Guy Kastler,
Résumé
Trois directions de la commission européenne sont désormais mobilisées par la rédaction de la proposition de réforme des règlements commercialisation des semences, santé des plantes et contrôles qui doit être prochainement proposée au Conseil et au Parlement européens : la DG Sanco en charge du dossier, confrontée aux DG Agriculture et Environnement qui ont manifesté de fortes oppositions à sa dernière proposition (non paper) de novembre 2011. Si les trois DG impliquées n’arrivent pas à se mettre d’accord, ce qui reste probable vu l’importance des divergences qui les séparent, c’est le collège des commissaires qui devra arbitrer en mobilisant alors l’ensemble des autres DG de la commission.
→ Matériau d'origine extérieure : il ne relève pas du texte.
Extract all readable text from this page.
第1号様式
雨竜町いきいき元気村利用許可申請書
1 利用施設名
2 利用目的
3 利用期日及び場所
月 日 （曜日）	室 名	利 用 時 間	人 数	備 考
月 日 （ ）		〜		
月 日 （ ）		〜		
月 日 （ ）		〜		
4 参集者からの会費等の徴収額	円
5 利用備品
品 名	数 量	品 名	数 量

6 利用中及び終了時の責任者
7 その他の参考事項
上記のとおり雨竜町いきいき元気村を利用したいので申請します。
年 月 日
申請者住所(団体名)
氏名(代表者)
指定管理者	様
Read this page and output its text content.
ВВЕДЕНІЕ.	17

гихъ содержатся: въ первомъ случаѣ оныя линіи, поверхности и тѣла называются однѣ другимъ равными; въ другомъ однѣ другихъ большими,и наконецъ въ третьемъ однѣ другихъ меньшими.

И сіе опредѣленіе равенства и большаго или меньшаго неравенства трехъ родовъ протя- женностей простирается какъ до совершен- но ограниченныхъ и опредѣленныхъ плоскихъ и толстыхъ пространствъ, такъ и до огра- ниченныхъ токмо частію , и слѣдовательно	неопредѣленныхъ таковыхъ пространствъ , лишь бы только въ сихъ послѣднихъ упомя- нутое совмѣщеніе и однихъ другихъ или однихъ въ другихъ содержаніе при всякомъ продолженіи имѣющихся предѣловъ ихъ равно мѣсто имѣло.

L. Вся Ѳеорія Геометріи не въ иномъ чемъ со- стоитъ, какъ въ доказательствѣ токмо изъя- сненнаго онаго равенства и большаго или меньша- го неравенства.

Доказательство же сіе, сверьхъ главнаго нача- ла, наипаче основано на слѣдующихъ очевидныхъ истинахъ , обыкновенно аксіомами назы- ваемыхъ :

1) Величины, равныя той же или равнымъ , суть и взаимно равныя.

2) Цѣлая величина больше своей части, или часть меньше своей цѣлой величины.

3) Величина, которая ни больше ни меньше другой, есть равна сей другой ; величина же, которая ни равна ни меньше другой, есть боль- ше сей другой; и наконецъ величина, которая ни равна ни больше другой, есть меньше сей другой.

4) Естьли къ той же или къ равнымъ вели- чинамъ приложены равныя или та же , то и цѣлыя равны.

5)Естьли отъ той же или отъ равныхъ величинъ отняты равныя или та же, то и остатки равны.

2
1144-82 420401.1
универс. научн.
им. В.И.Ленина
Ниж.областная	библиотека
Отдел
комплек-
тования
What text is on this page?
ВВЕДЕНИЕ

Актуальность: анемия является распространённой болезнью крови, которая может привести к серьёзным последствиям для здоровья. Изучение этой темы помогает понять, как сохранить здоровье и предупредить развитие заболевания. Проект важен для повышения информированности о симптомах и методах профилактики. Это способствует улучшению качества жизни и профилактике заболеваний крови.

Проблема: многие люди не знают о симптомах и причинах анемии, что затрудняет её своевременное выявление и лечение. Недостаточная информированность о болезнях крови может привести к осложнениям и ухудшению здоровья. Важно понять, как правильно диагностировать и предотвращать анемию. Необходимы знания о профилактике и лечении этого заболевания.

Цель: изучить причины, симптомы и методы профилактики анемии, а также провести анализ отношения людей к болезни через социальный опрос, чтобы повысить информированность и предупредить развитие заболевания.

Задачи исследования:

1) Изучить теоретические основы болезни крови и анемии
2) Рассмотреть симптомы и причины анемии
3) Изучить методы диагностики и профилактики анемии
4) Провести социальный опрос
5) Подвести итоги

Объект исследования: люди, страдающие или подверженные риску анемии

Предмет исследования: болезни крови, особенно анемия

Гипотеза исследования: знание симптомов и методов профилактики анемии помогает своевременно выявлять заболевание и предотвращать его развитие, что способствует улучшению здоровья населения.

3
Cela risque de repousser encore la publication de la proposition définitive annoncée initialement en 2011.
Lors d’un meeting organisé le 18 janvier 2013 par la DG Sanco, l’ESA( association européenne des semenciers) et le COPA COGECA (les gros agriculteurs et les coopératives) ont exprimé leur approbation de la proposition de la DG Sanco tout en réclamant un renforcement supplémentaire des contrôles. L’ESA a manifesté son impatience et a demandé fermement à la commission de clore rapidement les discussions. La DG Sanco s’est donc remise au travail pour tenter d’obtenir un compromis évitant l’arbitrage du collège des commissaires. Pour comprendre les divers arguments avancés et les nouvelles propositions en discussion, il convient de revenir sur les intérêts en jeu et les demandes des divers acteurs.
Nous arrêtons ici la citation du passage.